Madison looked up at Leslie. “I’d go find Thomas,” she said. When the other two looked shocked, she gave them a look of disgust. “No, not like that. Not a séance! I thought we were talking about having a second chance. If I could go back to say, that day the three of us first met, and I knew what I do now, I’d do what I could to find Thomas. I don’t think he was in medical school, then but maybe . . .” Trailing off, she looked down at her plate.
The story she’d told, of how she’d dedicated her life to one despicable man and, as a result, had lost the man she loved, floated around the table like a vile smell. By Madison’s plate was a little wooden frog that clacked when you pulled it along by its string. The toy was a reminder of the children that Madison would never have.
Leslie broke the silence. Picking up the book she’d bought from where Ellie had put it down on the table, she said, “I think I would like to investigate some other choices,” she said softly.
“You’d like to spend spring break with the rich kid,” Ellie said. “Mr. Maybe-Going-to-be-President-Someday, wouldn’t you?”
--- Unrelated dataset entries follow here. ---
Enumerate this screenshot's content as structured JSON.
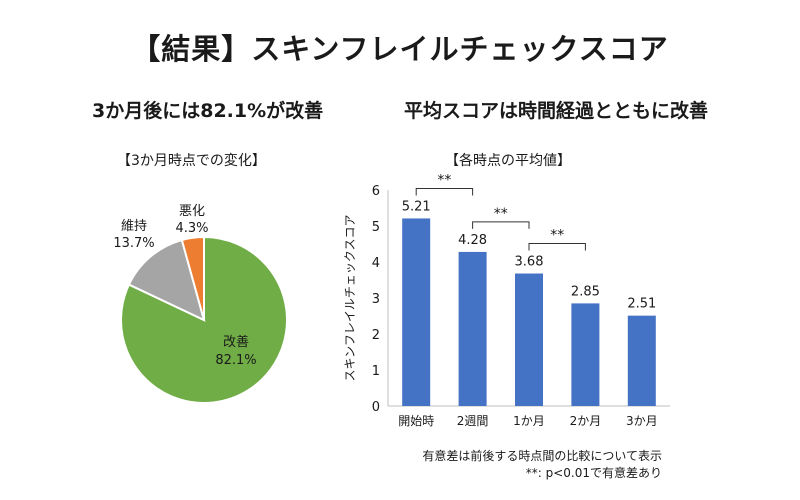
{
  "title": "【結果】スキンフレイルチェックスコア",
  "left": {
    "heading": "3か月後には82.1%が改善",
    "caption": "【3か月時点での変化】"
  },
  "right": {
    "heading": "平均スコアは時間経過とともに改善",
    "caption": "【各時点の平均値】"
  },
  "notes": {
    "line1": "有意差は前後する時点間の比較について表示",
    "line2": "**: p<0.01で有意差あり"
  },
  "colors": {
    "improved": "#70ad47",
    "maintained": "#a5a5a5",
    "worsened": "#ed7d31",
    "bar": "#4472c4"
  },
  "chart_data": [
    {
      "type": "pie",
      "title": "【3か月時点での変化】",
      "slices": [
        {
          "label": "改善",
          "value": 82.1,
          "value_label": "82.1%"
        },
        {
          "label": "維持",
          "value": 13.7,
          "value_label": "13.7%"
        },
        {
          "label": "悪化",
          "value": 4.3,
          "value_label": "4.3%"
        }
      ]
    },
    {
      "type": "bar",
      "title": "【各時点の平均値】",
      "categories": [
        "開始時",
        "2週間",
        "1か月",
        "2か月",
        "3か月"
      ],
      "values": [
        5.21,
        4.28,
        3.68,
        2.85,
        2.51
      ],
      "value_labels": [
        "5.21",
        "4.28",
        "3.68",
        "2.85",
        "2.51"
      ],
      "ylabel": "スキンフレイルチェックスコア",
      "ylim": [
        0,
        6
      ],
      "yticks": [
        0,
        1,
        2,
        3,
        4,
        5,
        6
      ],
      "significance": [
        {
          "from": 0,
          "to": 1,
          "label": "**"
        },
        {
          "from": 1,
          "to": 2,
          "label": "**"
        },
        {
          "from": 2,
          "to": 3,
          "label": "**"
        }
      ]
    }
  ]
}
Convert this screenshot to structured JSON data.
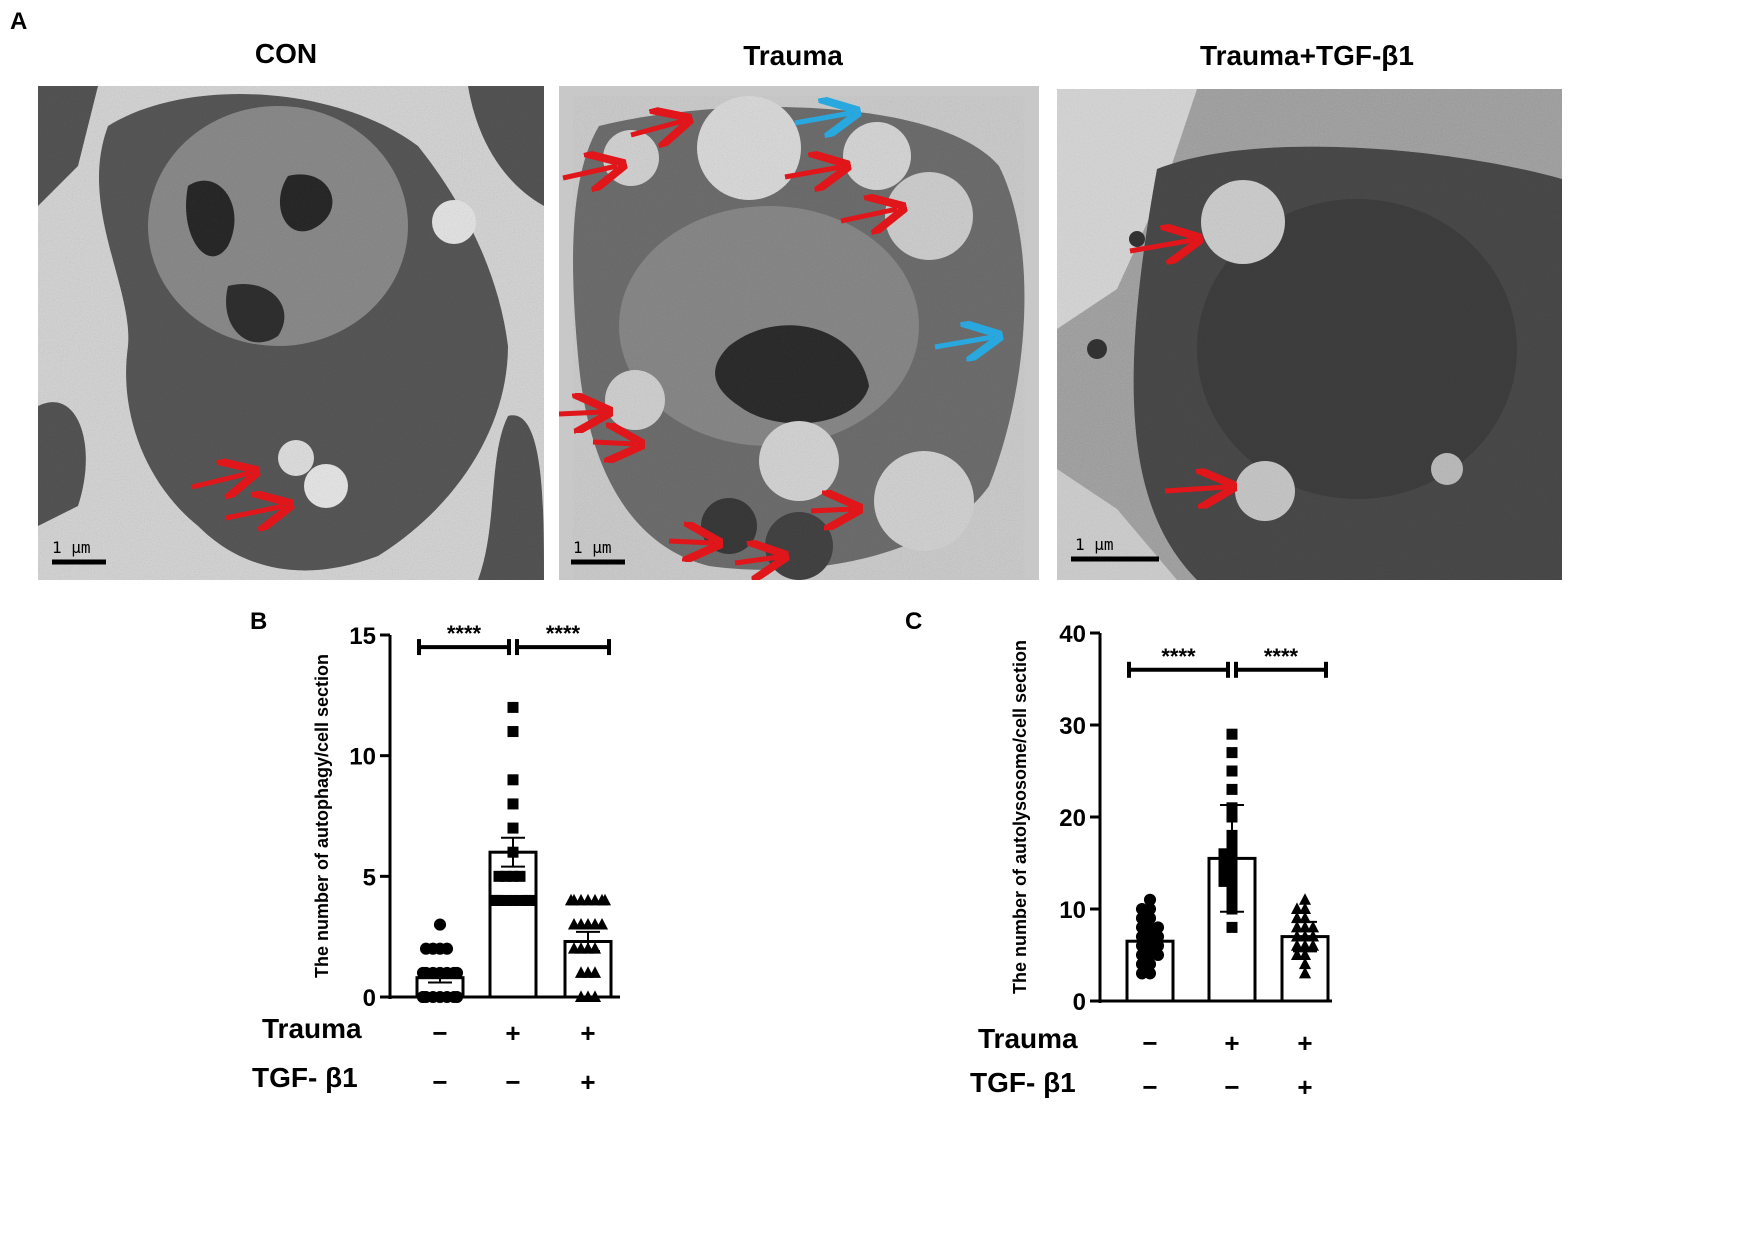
{
  "panels": {
    "a": "A",
    "b": "B",
    "c": "C"
  },
  "micrographs": [
    {
      "title": "CON",
      "scale_label": "1 μm",
      "red_arrows": 2,
      "blue_arrows": 0
    },
    {
      "title": "Trauma",
      "scale_label": "1 μm",
      "red_arrows": 10,
      "blue_arrows": 2
    },
    {
      "title": "Trauma+TGF-β1",
      "scale_label": "1 μm",
      "red_arrows": 2,
      "blue_arrows": 0
    }
  ],
  "colors": {
    "red_arrow": "#e0161a",
    "blue_arrow": "#29a8e0",
    "axis": "#000000",
    "bar_fill": "#ffffff"
  },
  "conditions": {
    "row1_label": "Trauma",
    "row2_label": "TGF- β1",
    "row1_signs": [
      "−",
      "+",
      "+"
    ],
    "row2_signs": [
      "−",
      "−",
      "+"
    ]
  },
  "chart_data": [
    {
      "type": "bar",
      "panel": "B",
      "ylabel": "The number of autophagy/cell section",
      "ylim": [
        0,
        15
      ],
      "yticks": [
        0,
        5,
        10,
        15
      ],
      "marker_shapes": [
        "circle",
        "square",
        "triangle"
      ],
      "groups": [
        {
          "mean": 0.8,
          "err": 0.2,
          "points": [
            3,
            2,
            2,
            2,
            2,
            1,
            1,
            1,
            1,
            1,
            1,
            1,
            0,
            0,
            0,
            0,
            0,
            0,
            0,
            0
          ]
        },
        {
          "mean": 6.0,
          "err": 0.6,
          "points": [
            12,
            11,
            9,
            8,
            7,
            6,
            5,
            5,
            5,
            5,
            4,
            4,
            4,
            4,
            4,
            4,
            4,
            4,
            4,
            4
          ]
        },
        {
          "mean": 2.3,
          "err": 0.4,
          "points": [
            4,
            4,
            4,
            4,
            4,
            4,
            4,
            3,
            3,
            3,
            3,
            3,
            2,
            2,
            2,
            2,
            1,
            1,
            1,
            0,
            0,
            0
          ]
        }
      ],
      "significance": [
        {
          "from": 0,
          "to": 1,
          "label": "****",
          "y": 14.5
        },
        {
          "from": 1,
          "to": 2,
          "label": "****",
          "y": 14.5
        }
      ]
    },
    {
      "type": "bar",
      "panel": "C",
      "ylabel": "The number of autolysosome/cell section",
      "ylim": [
        0,
        40
      ],
      "yticks": [
        0,
        10,
        20,
        30,
        40
      ],
      "marker_shapes": [
        "circle",
        "square",
        "triangle"
      ],
      "groups": [
        {
          "mean": 6.5,
          "err": 1.8,
          "points": [
            11,
            10,
            10,
            9,
            9,
            8,
            8,
            8,
            7,
            7,
            7,
            6,
            6,
            6,
            5,
            5,
            5,
            4,
            4,
            3,
            3
          ]
        },
        {
          "mean": 15.5,
          "err": 5.8,
          "points": [
            29,
            27,
            25,
            23,
            21,
            20,
            18,
            17,
            16,
            16,
            15,
            15,
            14,
            14,
            13,
            13,
            12,
            11,
            10,
            8
          ]
        },
        {
          "mean": 7.0,
          "err": 1.6,
          "points": [
            11,
            10,
            10,
            9,
            9,
            8,
            8,
            8,
            7,
            7,
            7,
            6,
            6,
            6,
            5,
            5,
            4,
            3
          ]
        }
      ],
      "significance": [
        {
          "from": 0,
          "to": 1,
          "label": "****",
          "y": 36
        },
        {
          "from": 1,
          "to": 2,
          "label": "****",
          "y": 36
        }
      ]
    }
  ]
}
“Yes,” Leslie said firmly, “I would.”
“What’s that?” Madison asked abruptly.
Leslie looked at the book, which Madison seemed to be motioning toward. Puzzled, she said, “It’s the book I bought.”
“No. What’s that sticking out of it?”
Turning the book on end, Leslie looked at the top edge. There was a small piece of paper barely protruding from the pages. Opening to the marker, Leslie took it out. It was a business card, cream-colored, and Leslie could see that it was in old-fashioned engraving, the kind where someone painstakingly engraves a copper plate.